Cyprus, Greece, Israel to set up multi-party military force for energy security

Cyprus, Greece and Israel have reached an agreement to set up a multi-party military force to provide security for natural gas infrastructure, Greek Kathimerini newspaper reported.

The news arrives following an announcement from the three countries on Thursday that they are ready to proceed with a U.S.-backed pipeline project that would transfer natural gas from the Eastern Mediterranean to Europe, following  a summit of the three countries in Israel.

Tensions have been soaring in the gas-rich Eastern Mediterranean in recent years as regional countries’ hunt for oil and gas has provoked fierce competition. As rich hydrocarbon reserves are believed to lie under the sea floor near Cyprus, the island has become a hotspot for international companies.

The parties involved in natural gas exploration in the Eastern Mediterranean will be invited to contribute military units to the force, Kathimerini said, citing unnamed diplomatic sources at the Beersheba summit, which saw the participation of Israeli Prime Minister Benjamin Netanyahu, his Greek counterpart Alexis Tsipras and Greek Cypriot leader Nicos Anastasiades.

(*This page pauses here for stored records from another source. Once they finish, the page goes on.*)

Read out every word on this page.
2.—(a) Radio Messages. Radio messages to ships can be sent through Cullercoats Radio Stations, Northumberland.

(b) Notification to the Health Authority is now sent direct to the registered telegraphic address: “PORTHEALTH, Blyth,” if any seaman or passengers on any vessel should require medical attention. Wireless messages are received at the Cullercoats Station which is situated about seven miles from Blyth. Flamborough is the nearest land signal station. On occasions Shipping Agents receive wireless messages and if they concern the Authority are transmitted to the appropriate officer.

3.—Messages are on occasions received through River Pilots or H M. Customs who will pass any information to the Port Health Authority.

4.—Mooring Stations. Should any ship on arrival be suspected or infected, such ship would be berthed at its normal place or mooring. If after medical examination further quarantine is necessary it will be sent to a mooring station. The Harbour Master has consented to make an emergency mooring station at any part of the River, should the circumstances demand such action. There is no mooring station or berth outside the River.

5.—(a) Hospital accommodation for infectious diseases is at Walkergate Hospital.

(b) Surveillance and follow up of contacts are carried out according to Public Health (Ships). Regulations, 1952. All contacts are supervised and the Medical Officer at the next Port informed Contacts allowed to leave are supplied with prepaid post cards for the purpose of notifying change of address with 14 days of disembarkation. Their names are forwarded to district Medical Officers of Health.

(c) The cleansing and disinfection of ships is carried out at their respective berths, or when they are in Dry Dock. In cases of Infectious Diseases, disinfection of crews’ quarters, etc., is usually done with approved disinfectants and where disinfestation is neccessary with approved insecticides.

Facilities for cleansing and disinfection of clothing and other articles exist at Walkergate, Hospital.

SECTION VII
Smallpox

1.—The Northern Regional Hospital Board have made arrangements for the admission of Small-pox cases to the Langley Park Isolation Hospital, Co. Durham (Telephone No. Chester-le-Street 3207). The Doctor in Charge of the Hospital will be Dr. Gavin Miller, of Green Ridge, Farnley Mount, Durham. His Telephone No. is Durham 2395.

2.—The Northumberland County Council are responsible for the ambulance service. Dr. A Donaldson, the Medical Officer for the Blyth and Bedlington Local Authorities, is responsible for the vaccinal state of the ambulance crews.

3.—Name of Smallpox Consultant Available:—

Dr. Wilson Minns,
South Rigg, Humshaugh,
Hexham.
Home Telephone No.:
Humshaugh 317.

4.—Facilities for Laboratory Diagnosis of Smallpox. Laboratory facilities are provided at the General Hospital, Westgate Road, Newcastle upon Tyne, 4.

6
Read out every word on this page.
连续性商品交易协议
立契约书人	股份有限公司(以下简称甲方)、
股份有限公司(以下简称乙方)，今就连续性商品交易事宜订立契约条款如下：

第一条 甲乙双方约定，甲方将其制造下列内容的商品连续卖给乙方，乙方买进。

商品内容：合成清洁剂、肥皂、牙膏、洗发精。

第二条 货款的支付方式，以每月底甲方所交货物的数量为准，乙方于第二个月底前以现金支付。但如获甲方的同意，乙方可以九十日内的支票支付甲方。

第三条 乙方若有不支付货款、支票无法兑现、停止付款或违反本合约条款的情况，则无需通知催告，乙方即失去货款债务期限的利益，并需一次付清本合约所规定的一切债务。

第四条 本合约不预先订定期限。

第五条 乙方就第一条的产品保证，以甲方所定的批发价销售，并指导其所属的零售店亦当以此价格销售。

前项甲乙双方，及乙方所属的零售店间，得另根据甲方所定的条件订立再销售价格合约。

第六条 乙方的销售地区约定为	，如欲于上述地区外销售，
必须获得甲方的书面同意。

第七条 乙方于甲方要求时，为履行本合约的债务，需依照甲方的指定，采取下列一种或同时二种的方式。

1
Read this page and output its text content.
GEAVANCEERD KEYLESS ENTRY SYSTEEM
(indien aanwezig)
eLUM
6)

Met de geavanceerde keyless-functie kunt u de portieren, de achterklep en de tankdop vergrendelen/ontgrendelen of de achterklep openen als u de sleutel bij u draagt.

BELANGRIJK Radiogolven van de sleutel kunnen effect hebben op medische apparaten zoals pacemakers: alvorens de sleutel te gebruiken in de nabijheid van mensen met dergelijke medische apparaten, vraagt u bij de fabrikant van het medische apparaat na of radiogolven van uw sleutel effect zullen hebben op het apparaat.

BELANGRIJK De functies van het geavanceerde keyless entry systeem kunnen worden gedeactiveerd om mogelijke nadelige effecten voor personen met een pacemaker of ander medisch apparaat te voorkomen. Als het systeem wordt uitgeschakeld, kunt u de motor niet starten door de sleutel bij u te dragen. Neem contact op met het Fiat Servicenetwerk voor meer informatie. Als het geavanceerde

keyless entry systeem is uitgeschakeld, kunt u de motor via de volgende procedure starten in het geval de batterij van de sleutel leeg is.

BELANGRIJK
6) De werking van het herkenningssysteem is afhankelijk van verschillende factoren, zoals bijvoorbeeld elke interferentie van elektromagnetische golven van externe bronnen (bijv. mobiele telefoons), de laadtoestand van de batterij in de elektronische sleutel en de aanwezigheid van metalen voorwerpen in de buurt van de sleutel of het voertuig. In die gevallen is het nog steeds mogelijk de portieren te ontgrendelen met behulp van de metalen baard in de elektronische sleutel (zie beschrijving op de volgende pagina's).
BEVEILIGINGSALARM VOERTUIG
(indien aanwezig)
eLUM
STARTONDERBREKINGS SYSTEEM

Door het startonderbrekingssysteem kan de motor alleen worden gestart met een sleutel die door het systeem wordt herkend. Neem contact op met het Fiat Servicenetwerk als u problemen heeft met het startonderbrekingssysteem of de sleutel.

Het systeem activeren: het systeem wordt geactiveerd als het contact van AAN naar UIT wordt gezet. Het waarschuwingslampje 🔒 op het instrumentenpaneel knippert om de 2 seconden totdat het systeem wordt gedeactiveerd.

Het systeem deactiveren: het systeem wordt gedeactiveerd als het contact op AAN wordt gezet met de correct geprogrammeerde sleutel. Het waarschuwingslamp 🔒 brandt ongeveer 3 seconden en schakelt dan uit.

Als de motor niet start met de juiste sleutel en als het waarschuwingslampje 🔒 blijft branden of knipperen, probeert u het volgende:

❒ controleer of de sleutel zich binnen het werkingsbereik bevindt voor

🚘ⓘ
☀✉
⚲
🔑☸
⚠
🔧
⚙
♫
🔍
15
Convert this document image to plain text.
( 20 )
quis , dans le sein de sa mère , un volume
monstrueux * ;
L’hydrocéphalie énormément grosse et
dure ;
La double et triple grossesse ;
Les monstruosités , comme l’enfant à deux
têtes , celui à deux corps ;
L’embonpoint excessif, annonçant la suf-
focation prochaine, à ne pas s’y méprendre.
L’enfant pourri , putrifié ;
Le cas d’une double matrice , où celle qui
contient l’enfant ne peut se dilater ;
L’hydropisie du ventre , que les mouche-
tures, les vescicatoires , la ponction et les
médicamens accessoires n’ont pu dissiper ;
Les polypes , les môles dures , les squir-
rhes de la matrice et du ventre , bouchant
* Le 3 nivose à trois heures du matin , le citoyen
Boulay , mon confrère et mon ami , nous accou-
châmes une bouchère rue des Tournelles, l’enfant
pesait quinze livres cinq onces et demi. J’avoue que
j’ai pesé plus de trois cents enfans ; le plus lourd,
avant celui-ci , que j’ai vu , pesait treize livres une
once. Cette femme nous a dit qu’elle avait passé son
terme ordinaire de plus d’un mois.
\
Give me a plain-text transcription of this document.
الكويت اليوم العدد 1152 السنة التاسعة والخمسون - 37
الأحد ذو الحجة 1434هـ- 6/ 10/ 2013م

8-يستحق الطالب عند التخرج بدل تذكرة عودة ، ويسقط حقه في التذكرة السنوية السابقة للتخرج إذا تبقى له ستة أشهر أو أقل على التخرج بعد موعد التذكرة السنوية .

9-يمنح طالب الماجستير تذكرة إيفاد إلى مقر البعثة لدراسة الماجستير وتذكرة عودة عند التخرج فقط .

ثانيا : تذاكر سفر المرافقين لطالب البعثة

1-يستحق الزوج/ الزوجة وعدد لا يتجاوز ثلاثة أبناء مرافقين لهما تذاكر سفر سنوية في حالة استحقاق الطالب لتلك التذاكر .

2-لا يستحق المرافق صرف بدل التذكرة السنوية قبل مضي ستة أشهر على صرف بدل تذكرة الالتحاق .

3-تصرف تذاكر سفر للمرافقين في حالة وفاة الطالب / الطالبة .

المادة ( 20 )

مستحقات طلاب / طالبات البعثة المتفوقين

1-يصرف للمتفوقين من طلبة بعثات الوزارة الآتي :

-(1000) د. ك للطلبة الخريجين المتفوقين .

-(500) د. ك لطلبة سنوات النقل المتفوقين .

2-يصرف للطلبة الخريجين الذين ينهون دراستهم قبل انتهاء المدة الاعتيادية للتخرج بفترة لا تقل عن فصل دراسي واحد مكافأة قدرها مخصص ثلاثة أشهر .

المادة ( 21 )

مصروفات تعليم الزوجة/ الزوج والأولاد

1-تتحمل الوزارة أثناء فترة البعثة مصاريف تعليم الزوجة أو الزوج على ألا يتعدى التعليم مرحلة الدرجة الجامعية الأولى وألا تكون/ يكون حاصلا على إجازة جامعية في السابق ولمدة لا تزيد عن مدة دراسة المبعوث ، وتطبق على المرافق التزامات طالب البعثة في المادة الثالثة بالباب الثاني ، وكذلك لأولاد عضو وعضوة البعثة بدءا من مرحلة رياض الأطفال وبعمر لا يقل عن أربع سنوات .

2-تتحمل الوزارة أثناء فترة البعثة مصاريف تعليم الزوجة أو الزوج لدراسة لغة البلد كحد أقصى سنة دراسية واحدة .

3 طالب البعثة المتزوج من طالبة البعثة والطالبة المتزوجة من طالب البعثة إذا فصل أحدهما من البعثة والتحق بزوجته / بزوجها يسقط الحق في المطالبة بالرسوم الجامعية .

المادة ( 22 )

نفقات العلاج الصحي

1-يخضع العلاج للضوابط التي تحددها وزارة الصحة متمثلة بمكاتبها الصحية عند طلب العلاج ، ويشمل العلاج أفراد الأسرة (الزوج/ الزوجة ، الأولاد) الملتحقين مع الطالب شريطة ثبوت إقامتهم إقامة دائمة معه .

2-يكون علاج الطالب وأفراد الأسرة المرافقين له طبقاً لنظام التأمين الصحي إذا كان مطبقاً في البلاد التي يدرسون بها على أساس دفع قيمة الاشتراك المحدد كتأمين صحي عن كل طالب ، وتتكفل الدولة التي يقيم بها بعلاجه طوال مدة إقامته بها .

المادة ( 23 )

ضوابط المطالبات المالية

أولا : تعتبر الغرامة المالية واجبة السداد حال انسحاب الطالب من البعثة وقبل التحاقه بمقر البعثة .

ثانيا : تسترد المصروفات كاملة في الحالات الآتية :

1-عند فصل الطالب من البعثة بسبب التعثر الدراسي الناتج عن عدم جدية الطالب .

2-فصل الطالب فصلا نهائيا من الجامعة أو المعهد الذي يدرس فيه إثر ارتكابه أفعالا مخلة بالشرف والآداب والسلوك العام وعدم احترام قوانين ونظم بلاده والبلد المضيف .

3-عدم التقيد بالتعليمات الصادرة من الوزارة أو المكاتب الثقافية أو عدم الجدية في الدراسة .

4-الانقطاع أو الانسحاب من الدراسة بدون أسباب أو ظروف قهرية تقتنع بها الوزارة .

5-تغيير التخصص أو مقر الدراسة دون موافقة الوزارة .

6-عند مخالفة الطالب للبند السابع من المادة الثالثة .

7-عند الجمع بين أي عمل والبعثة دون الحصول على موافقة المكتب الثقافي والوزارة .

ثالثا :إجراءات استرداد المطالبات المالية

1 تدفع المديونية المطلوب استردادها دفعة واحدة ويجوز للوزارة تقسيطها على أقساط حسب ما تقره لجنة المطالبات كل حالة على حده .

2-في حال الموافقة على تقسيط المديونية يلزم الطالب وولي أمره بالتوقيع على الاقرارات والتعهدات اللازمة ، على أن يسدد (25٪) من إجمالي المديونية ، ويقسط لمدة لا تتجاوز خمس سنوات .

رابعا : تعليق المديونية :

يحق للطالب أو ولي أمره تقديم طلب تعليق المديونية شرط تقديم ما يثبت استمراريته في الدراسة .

Among countries expected to be invited to join the force is the United States, Kathimerini said, highlighting that two US-based companies, ExxonMobil and Noble Energy, are involved in natural gas exploration in the region.

Turkey has repeatedly stated it will not accept attempts to seize natural resources in the eastern Mediterranean that exclude Turkey and the self-declared Turkish Republic of Northern Cyprus. 

ExxonMobil began drilling at an offshore oilfield inside the divided island’s exclusive economic zone in November, amid objections from Turkey.